At the end of the 1980s, Orozco set up the Taller de los viernes or Friday workshop which participates in the training of innovative artists. Among them, Damián Ortega or Abraham Cruzvillegas who recently exhibited at the Carré d’Art in Nîmes. Subsequently, artists shunned by institutions undertake to set up independent spaces. The first, since closed, was the Panadería, by Yoshua Okón and Miguel Calderón.
The next generation includes Minerva Cuevas, Tania Pérez Córdova, Mario García Torres, or even Martin Soto Climent, all present on the international scene. Little by little, the contemporary art market is changing and is seeing the emergence of Mexican collectors.
Among the art galleries that set the tone, Kurimanzutto was born in Mexico City in 1999 under the impetus of Orozco. Held by the couple José Kuri and Mónica Manzutto, it began by representing artists from Taller de los viernes. A mixture of recognized artists and typically local dynamism.
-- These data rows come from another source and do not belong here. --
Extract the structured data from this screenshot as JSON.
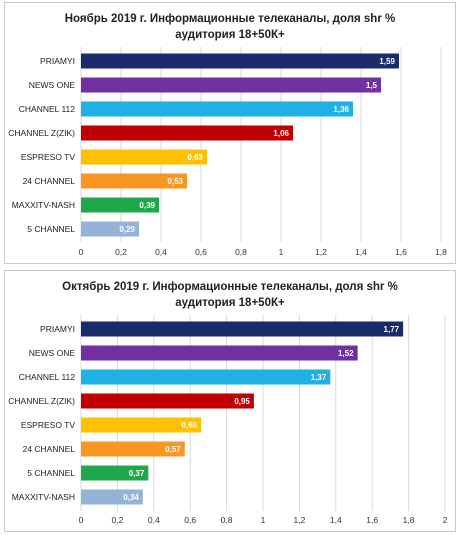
{
  "chart_data": [
    {
      "type": "bar",
      "orientation": "horizontal",
      "title_line1": "Ноябрь 2019 г. Информационные телеканалы, доля shr %",
      "title_line2": "аудитория 18+50К+",
      "categories": [
        "PRIAMYI",
        "NEWS ONE",
        "CHANNEL  112",
        "CHANNEL Z(ZIK)",
        "ESPRESO TV",
        "24 CHANNEL",
        "MAXXITV-NASH",
        "5 CHANNEL"
      ],
      "values": [
        1.59,
        1.5,
        1.36,
        1.06,
        0.63,
        0.53,
        0.39,
        0.29
      ],
      "value_labels": [
        "1,59",
        "1,5",
        "1,36",
        "1,06",
        "0,63",
        "0,53",
        "0,39",
        "0,29"
      ],
      "colors": [
        "#1b2a6b",
        "#7030a0",
        "#1fb0e8",
        "#c00000",
        "#ffc000",
        "#f79621",
        "#1ea84a",
        "#95b3d7"
      ],
      "xlim": [
        0,
        1.8
      ],
      "ticks": [
        0,
        0.2,
        0.4,
        0.6,
        0.8,
        1,
        1.2,
        1.4,
        1.6,
        1.8
      ],
      "tick_labels": [
        "0",
        "0,2",
        "0,4",
        "0,6",
        "0,8",
        "1",
        "1,2",
        "1,4",
        "1,6",
        "1,8"
      ],
      "grid": true
    },
    {
      "type": "bar",
      "orientation": "horizontal",
      "title_line1": "Октябрь 2019 г. Информационные телеканалы, доля shr %",
      "title_line2": "аудитория 18+50К+",
      "categories": [
        "PRIAMYI",
        "NEWS ONE",
        "CHANNEL  112",
        "CHANNEL Z(ZIK)",
        "ESPRESO TV",
        "24 CHANNEL",
        "5 CHANNEL",
        "MAXXITV-NASH"
      ],
      "values": [
        1.77,
        1.52,
        1.37,
        0.95,
        0.66,
        0.57,
        0.37,
        0.34
      ],
      "value_labels": [
        "1,77",
        "1,52",
        "1,37",
        "0,95",
        "0,66",
        "0,57",
        "0,37",
        "0,34"
      ],
      "colors": [
        "#1b2a6b",
        "#7030a0",
        "#1fb0e8",
        "#c00000",
        "#ffc000",
        "#f79621",
        "#1ea84a",
        "#95b3d7"
      ],
      "xlim": [
        0,
        2
      ],
      "ticks": [
        0,
        0.2,
        0.4,
        0.6,
        0.8,
        1,
        1.2,
        1.4,
        1.6,
        1.8,
        2
      ],
      "tick_labels": [
        "0",
        "0,2",
        "0,4",
        "0,6",
        "0,8",
        "1",
        "1,2",
        "1,4",
        "1,6",
        "1,8",
        "2"
      ],
      "grid": true
    }
  ]
}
In addition to galleries, fairs, private museums and alternative places are multiplying these days. the Jumex, the Zona Maco fair which brings together the cream of galleries, Proyectos Monclova and Labor. The young Parque Galería was set up by two thirtysomethings eager to make artists who had no voice in the matter heard: their star artist Yoshua Okónmais but also Allen Ruppersberg or Didier Faustino. The Bikini Wax collective symbolizes the tremendous energy that makes Mexico City an epicenter of the visual arts. Since 2013, the space directed by Cristóbal Gracia has invited artists from all over to take over the premises. The goal? Show art differently. Because in Mexico, all styles flourish!